Die sich auch bei der Räumung der beiden Siedlungen Sanur und Chomesch im Westjordanland auszahlte, die eigentlich als schwierigste Phase galt: Mehrere hundert ultranationalistische Jugendliche hatten sich dort verbarrikadiert; in den Tagen vor dem Anrücken der Räumungskräfte waren immer wieder Armeefahrzeuge außerhalb der Siedlungen sabotiert und außerdem versucht worden, eine von Palästinensern betriebene Tankstelle in der Nähe anzuzünden: "Wir werden für unsere Heimat kämpfen bis zum Umfallen", hatten die Verschanzten immer wieder erklärt. "Unsere Informationen deuten daraufhin, dass viele der Demonstranten bewaffnet sind", sagt Polizeisprecher Dr. Avi Zelba vor der Räumung.

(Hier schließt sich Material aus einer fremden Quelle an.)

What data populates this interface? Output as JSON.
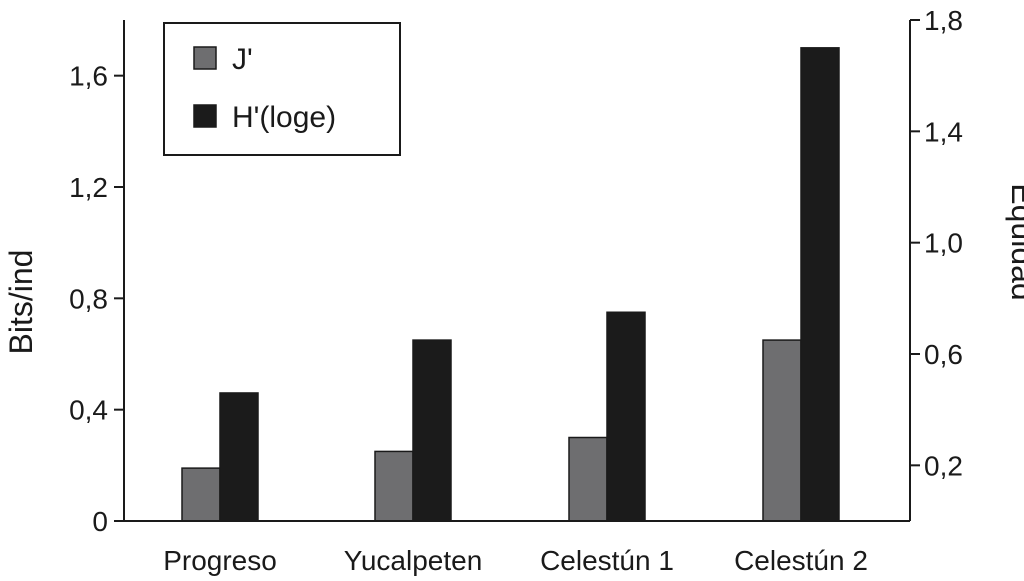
{
  "chart_data": {
    "type": "bar",
    "title": "",
    "categories": [
      "Progreso",
      "Yucalpeten",
      "Celestún 1",
      "Celestún 2"
    ],
    "series": [
      {
        "name": "J'",
        "color": "#6e6e70",
        "axis": "left",
        "values": [
          0.19,
          0.25,
          0.3,
          0.65
        ]
      },
      {
        "name": "H'(loge)",
        "color": "#1b1b1b",
        "axis": "left",
        "values": [
          0.46,
          0.65,
          0.75,
          1.7
        ]
      }
    ],
    "ylabel": "Bits/ind",
    "ylabel_right": "Equidad",
    "ylim": [
      0,
      1.8
    ],
    "ylim_right": [
      0,
      1.8
    ],
    "yticks": [
      {
        "value": 0,
        "label": "0"
      },
      {
        "value": 0.4,
        "label": "0,4"
      },
      {
        "value": 0.8,
        "label": "0,8"
      },
      {
        "value": 1.2,
        "label": "1,2"
      },
      {
        "value": 1.6,
        "label": "1,6"
      }
    ],
    "yticks_right": [
      {
        "value": 0.2,
        "label": "0,2"
      },
      {
        "value": 0.6,
        "label": "0,6"
      },
      {
        "value": 1.0,
        "label": "1,0"
      },
      {
        "value": 1.4,
        "label": "1,4"
      },
      {
        "value": 1.8,
        "label": "1,8"
      }
    ],
    "grid": false,
    "legend_position": "top-left"
  }
}
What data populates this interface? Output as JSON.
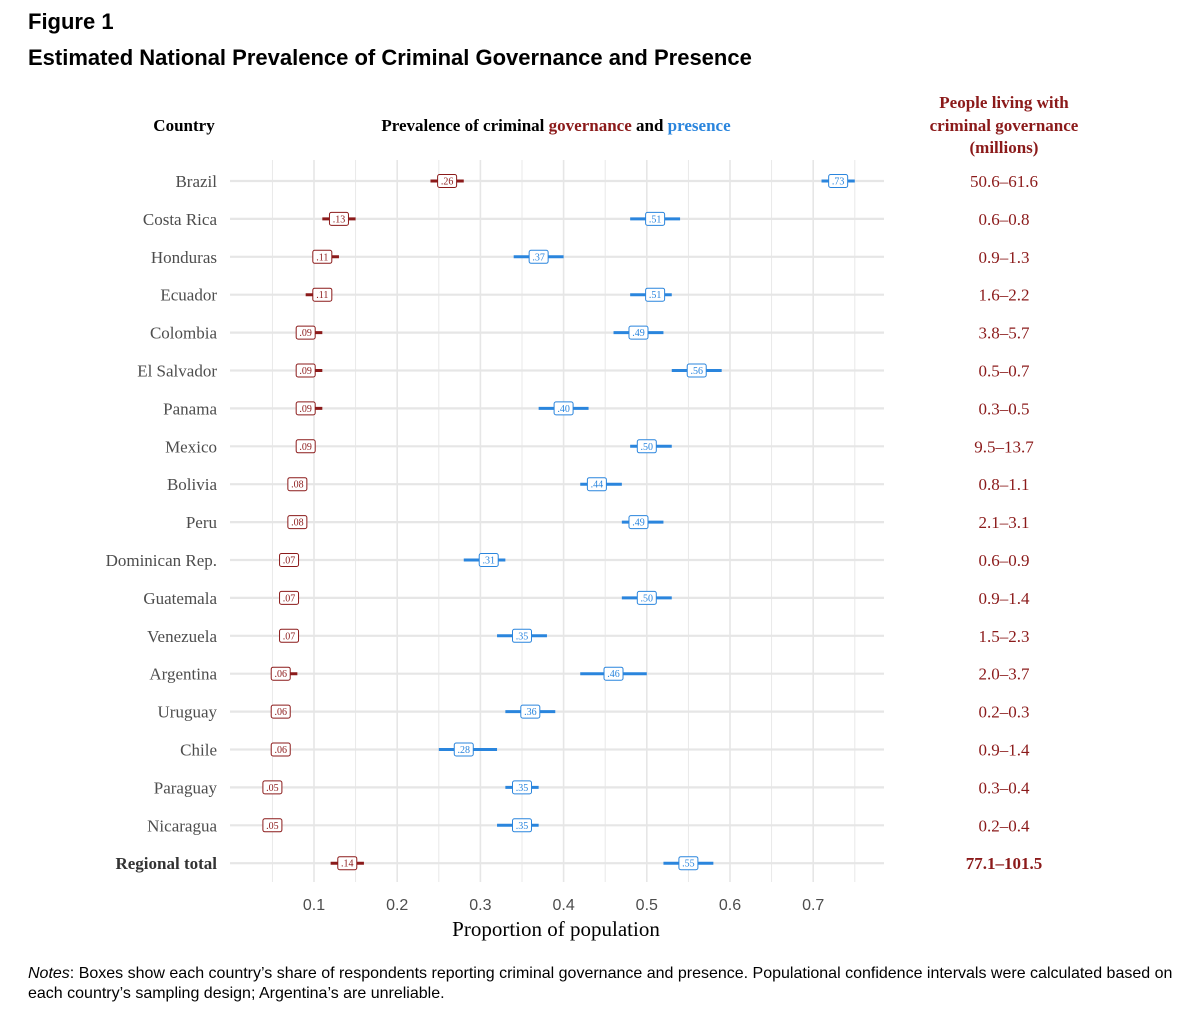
{
  "figure": {
    "label": "Figure 1",
    "title": "Estimated National Prevalence of Criminal Governance and Presence"
  },
  "colors": {
    "governance": "#8b1a1a",
    "presence": "#2a85dd",
    "grid": "#e6e6e6",
    "text": "#333333"
  },
  "headers": {
    "country": "Country",
    "prevalence_prefix": "Prevalence of criminal ",
    "prevalence_governance": "governance",
    "prevalence_and": " and ",
    "prevalence_presence": "presence",
    "people_line1": "People living with",
    "people_line2": "criminal governance",
    "people_line3": "(millions)"
  },
  "notes": {
    "label": "Notes",
    "text": ": Boxes show each country’s share of respondents reporting criminal governance and presence. Populational confidence intervals were calculated based on each country’s sampling design; Argentina’s are unreliable."
  },
  "chart_data": {
    "type": "scatter",
    "xlabel": "Proportion of population",
    "xlim": [
      0.1,
      0.7
    ],
    "xticks": [
      0.1,
      0.2,
      0.3,
      0.4,
      0.5,
      0.6,
      0.7
    ],
    "grid": true,
    "series": [
      {
        "name": "governance"
      },
      {
        "name": "presence"
      }
    ],
    "rows": [
      {
        "country": "Brazil",
        "gov": 0.26,
        "gov_lo": 0.24,
        "gov_hi": 0.28,
        "gov_label": ".26",
        "pres": 0.73,
        "pres_lo": 0.71,
        "pres_hi": 0.75,
        "pres_label": ".73",
        "millions": "50.6–61.6",
        "total": false
      },
      {
        "country": "Costa Rica",
        "gov": 0.13,
        "gov_lo": 0.11,
        "gov_hi": 0.15,
        "gov_label": ".13",
        "pres": 0.51,
        "pres_lo": 0.48,
        "pres_hi": 0.54,
        "pres_label": ".51",
        "millions": "0.6–0.8",
        "total": false
      },
      {
        "country": "Honduras",
        "gov": 0.11,
        "gov_lo": 0.1,
        "gov_hi": 0.13,
        "gov_label": ".11",
        "pres": 0.37,
        "pres_lo": 0.34,
        "pres_hi": 0.4,
        "pres_label": ".37",
        "millions": "0.9–1.3",
        "total": false
      },
      {
        "country": "Ecuador",
        "gov": 0.11,
        "gov_lo": 0.09,
        "gov_hi": 0.12,
        "gov_label": ".11",
        "pres": 0.51,
        "pres_lo": 0.48,
        "pres_hi": 0.53,
        "pres_label": ".51",
        "millions": "1.6–2.2",
        "total": false
      },
      {
        "country": "Colombia",
        "gov": 0.09,
        "gov_lo": 0.08,
        "gov_hi": 0.11,
        "gov_label": ".09",
        "pres": 0.49,
        "pres_lo": 0.46,
        "pres_hi": 0.52,
        "pres_label": ".49",
        "millions": "3.8–5.7",
        "total": false
      },
      {
        "country": "El Salvador",
        "gov": 0.09,
        "gov_lo": 0.08,
        "gov_hi": 0.11,
        "gov_label": ".09",
        "pres": 0.56,
        "pres_lo": 0.53,
        "pres_hi": 0.59,
        "pres_label": ".56",
        "millions": "0.5–0.7",
        "total": false
      },
      {
        "country": "Panama",
        "gov": 0.09,
        "gov_lo": 0.08,
        "gov_hi": 0.11,
        "gov_label": ".09",
        "pres": 0.4,
        "pres_lo": 0.37,
        "pres_hi": 0.43,
        "pres_label": ".40",
        "millions": "0.3–0.5",
        "total": false
      },
      {
        "country": "Mexico",
        "gov": 0.09,
        "gov_lo": 0.08,
        "gov_hi": 0.1,
        "gov_label": ".09",
        "pres": 0.5,
        "pres_lo": 0.48,
        "pres_hi": 0.53,
        "pres_label": ".50",
        "millions": "9.5–13.7",
        "total": false
      },
      {
        "country": "Bolivia",
        "gov": 0.08,
        "gov_lo": 0.07,
        "gov_hi": 0.09,
        "gov_label": ".08",
        "pres": 0.44,
        "pres_lo": 0.42,
        "pres_hi": 0.47,
        "pres_label": ".44",
        "millions": "0.8–1.1",
        "total": false
      },
      {
        "country": "Peru",
        "gov": 0.08,
        "gov_lo": 0.07,
        "gov_hi": 0.09,
        "gov_label": ".08",
        "pres": 0.49,
        "pres_lo": 0.47,
        "pres_hi": 0.52,
        "pres_label": ".49",
        "millions": "2.1–3.1",
        "total": false
      },
      {
        "country": "Dominican Rep.",
        "gov": 0.07,
        "gov_lo": 0.06,
        "gov_hi": 0.08,
        "gov_label": ".07",
        "pres": 0.31,
        "pres_lo": 0.28,
        "pres_hi": 0.33,
        "pres_label": ".31",
        "millions": "0.6–0.9",
        "total": false
      },
      {
        "country": "Guatemala",
        "gov": 0.07,
        "gov_lo": 0.06,
        "gov_hi": 0.08,
        "gov_label": ".07",
        "pres": 0.5,
        "pres_lo": 0.47,
        "pres_hi": 0.53,
        "pres_label": ".50",
        "millions": "0.9–1.4",
        "total": false
      },
      {
        "country": "Venezuela",
        "gov": 0.07,
        "gov_lo": 0.06,
        "gov_hi": 0.08,
        "gov_label": ".07",
        "pres": 0.35,
        "pres_lo": 0.32,
        "pres_hi": 0.38,
        "pres_label": ".35",
        "millions": "1.5–2.3",
        "total": false
      },
      {
        "country": "Argentina",
        "gov": 0.06,
        "gov_lo": 0.05,
        "gov_hi": 0.08,
        "gov_label": ".06",
        "pres": 0.46,
        "pres_lo": 0.42,
        "pres_hi": 0.5,
        "pres_label": ".46",
        "millions": "2.0–3.7",
        "total": false
      },
      {
        "country": "Uruguay",
        "gov": 0.06,
        "gov_lo": 0.05,
        "gov_hi": 0.07,
        "gov_label": ".06",
        "pres": 0.36,
        "pres_lo": 0.33,
        "pres_hi": 0.39,
        "pres_label": ".36",
        "millions": "0.2–0.3",
        "total": false
      },
      {
        "country": "Chile",
        "gov": 0.06,
        "gov_lo": 0.05,
        "gov_hi": 0.07,
        "gov_label": ".06",
        "pres": 0.28,
        "pres_lo": 0.25,
        "pres_hi": 0.32,
        "pres_label": ".28",
        "millions": "0.9–1.4",
        "total": false
      },
      {
        "country": "Paraguay",
        "gov": 0.05,
        "gov_lo": 0.04,
        "gov_hi": 0.06,
        "gov_label": ".05",
        "pres": 0.35,
        "pres_lo": 0.33,
        "pres_hi": 0.37,
        "pres_label": ".35",
        "millions": "0.3–0.4",
        "total": false
      },
      {
        "country": "Nicaragua",
        "gov": 0.05,
        "gov_lo": 0.04,
        "gov_hi": 0.06,
        "gov_label": ".05",
        "pres": 0.35,
        "pres_lo": 0.32,
        "pres_hi": 0.37,
        "pres_label": ".35",
        "millions": "0.2–0.4",
        "total": false
      },
      {
        "country": "Regional total",
        "gov": 0.14,
        "gov_lo": 0.12,
        "gov_hi": 0.16,
        "gov_label": ".14",
        "pres": 0.55,
        "pres_lo": 0.52,
        "pres_hi": 0.58,
        "pres_label": ".55",
        "millions": "77.1–101.5",
        "total": true
      }
    ]
  }
}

Doch am Ende war der Widerstand auch hier gering: In Windeseile stürmten Sondereinsatzkommandos gleichzeitig die beiden Siedlungen, hoben Soldaten Demonstranten mit Hilfe von Baggerschaufeln von Dächern, durchsuchten in einem Regen von Farbbeuteln, Eiern, Mehltüten und Tomaten ein Haus nach dem anderen. "Die Räumungsgegner sind müde", bemerkte Joel Marciano von der Zeitung Jedioth Ahronoth: "Nachdem sie Wochen in der Sommerhitze ausgeharrt haben, sind sie zu kaum noch etwas fähig."
Am letzten Tag der Räumungen sei es ohnehin nicht mehr darum gegangen, dass Menschen ihre Häuser verlieren, sagte der Demoskop Professor Ascher Arian von der Universität Haifa: "Hier wird nur noch um Ideologie und öffentliche Meinung gekämpft." Die Demonstranten aus den Hebron- und Nablus-Siedlungen wüssten sehr genau, dass sie die Nächsten auf der Räumungsliste sein könnten, die gerüchteweise schon auf dem Schreibtisch von Regierungschef Ariel Scharon liegt. Arian: "Die Siedler müssen die öffentliche Meinung dauerhaft auf ihre Seite bringen."
Doch die hat sich, fast einen Monat nach dem Ende der Räumungen, fest gegen die Siedler eingependelt: Bei der Regierung stapeln sich die Glückwünsche ausländischer Staatschefs, auch aus der arabischen Welt. In den Hotels des Landes harren derweil jene Siedler aus, die bis zuletzt geglaubt haben, dass die Räumungen doch noch aufgehalten werden könnten und sich deshalb weder um die Entschädigungszahlungen noch um eine alternative Unterkunft gekümmert haben.
Gaza feiert, und Scharon beim UN-Gipfel in New York einer der Stars war, stoßen die ehemaligen Siedler mit einem nicht enden wollenden Strom von Beschwerden auf immer größeres Unverständnis: Die Regierung solle eigens für sie neue Städte bauen, damit sie ihre Gemeinschaften erhalten können, verlangen sie, die Räumungsbehörde Sela, zuständig für die Betreuung der Siedler, habe versagt. Doch Sela-Chef Jonathan Bassi will sich diesen Schuh nicht anziehen: "Wir haben Monate lang versucht, mit den Menschen zu reden, ihre Wünsche herauszufinden und für jeden eine Lösung zu finden," sagt er. "Doch 300 Familien haben sich bis heute nicht bei uns gemeldet."